Debt relief is Pakistan’s right

Factually speaking, the suggestion, or call it a piece of advice, came from the UN general secretary that, in the wake of severe flooding, Pakistan should be granted debt relief from bilateral creditors. Later, Finance Minister Miftah Ismail, also pleaded the case, that his government would not be looking for assistance from commercial banks or Eurobond creditors. The news of possible defaulting on credit payments, however, impacted Pakistan’s sovereign bonds’ value, which fell to just half their face value after the Financial Times reported that a UN development agency was pleading with the cash-strapped nation to restructure its debt. Pakistan must be granted a debt restricting schedule as it looks swimmingly unlikely that the coalition government will achieve the economic goals it has set for the current fiscal year. The finance minister had never predicted when he presented the finance bill back in June that within months, a third of the country, particularly Sindh and Balochistan, will be underwater, and over 33 million people displaced. Floods have left everything damaged that came their way: homes, roads, rail tracks, bridges, crops, livestock, and livelihoods.

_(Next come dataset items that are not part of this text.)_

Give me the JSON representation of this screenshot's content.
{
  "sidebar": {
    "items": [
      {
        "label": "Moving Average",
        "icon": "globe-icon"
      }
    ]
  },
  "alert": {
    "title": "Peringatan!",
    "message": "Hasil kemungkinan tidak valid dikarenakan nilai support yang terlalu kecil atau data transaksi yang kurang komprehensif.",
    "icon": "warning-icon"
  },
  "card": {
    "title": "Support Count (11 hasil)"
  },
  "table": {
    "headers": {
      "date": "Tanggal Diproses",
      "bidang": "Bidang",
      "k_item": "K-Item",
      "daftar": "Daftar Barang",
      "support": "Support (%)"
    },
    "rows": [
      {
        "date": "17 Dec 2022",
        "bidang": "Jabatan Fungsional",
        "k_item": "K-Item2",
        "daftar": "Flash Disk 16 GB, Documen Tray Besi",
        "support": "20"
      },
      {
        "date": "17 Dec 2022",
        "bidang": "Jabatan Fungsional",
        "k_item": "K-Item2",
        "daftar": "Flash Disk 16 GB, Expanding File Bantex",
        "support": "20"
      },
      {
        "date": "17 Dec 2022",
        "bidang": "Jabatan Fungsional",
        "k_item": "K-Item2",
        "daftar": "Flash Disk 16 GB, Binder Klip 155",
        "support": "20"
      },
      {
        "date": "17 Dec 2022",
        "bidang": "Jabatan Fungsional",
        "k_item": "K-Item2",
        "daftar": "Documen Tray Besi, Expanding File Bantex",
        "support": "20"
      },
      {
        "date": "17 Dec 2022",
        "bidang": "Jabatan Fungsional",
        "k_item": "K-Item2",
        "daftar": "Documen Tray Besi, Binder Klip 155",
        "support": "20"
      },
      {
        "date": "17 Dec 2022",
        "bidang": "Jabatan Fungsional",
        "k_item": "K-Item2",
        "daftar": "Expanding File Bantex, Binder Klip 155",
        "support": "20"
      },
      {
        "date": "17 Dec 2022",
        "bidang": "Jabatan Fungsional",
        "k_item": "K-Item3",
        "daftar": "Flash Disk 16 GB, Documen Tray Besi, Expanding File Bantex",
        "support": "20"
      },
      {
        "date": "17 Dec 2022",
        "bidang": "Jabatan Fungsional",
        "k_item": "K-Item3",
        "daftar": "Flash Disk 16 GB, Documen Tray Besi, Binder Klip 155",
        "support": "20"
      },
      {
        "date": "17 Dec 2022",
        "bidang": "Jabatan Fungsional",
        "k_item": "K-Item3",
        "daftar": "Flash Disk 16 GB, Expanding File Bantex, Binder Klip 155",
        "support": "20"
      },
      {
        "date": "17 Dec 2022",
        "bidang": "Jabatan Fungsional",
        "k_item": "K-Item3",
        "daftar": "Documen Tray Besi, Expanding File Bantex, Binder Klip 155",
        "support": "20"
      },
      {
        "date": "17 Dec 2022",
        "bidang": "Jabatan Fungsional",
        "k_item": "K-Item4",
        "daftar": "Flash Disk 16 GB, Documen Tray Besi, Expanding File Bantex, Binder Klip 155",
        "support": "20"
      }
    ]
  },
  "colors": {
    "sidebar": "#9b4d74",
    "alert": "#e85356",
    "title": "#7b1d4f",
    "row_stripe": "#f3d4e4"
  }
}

Several international aid agencies and governments have promised aid for Pakistan, but the promises have yet to be realized. Moreover, the country has yet to receive the desperately-needed $160 million for rescue and relief of the flood-hit people. Under these circumstances, the government has revised its economic growth target from five percent to two percent. The World Bank predicts that growth may remain restricted to half percent. Even before the flood, the country’s economy was already in a tailspin as the government struggled with one of Pakistan’s worst balance-of-payments crises, piling debt and soaring inflation. Pakistan deserves a kind hearing from the world community, which Foreign Minister Bilawal Bhutto-Zardari calls ‘climate justice’. The world must show its responsibility to climate change-related disasters and help Pakistan in overcoming its flood-related economic losses, which are expected to be close to $30 billion.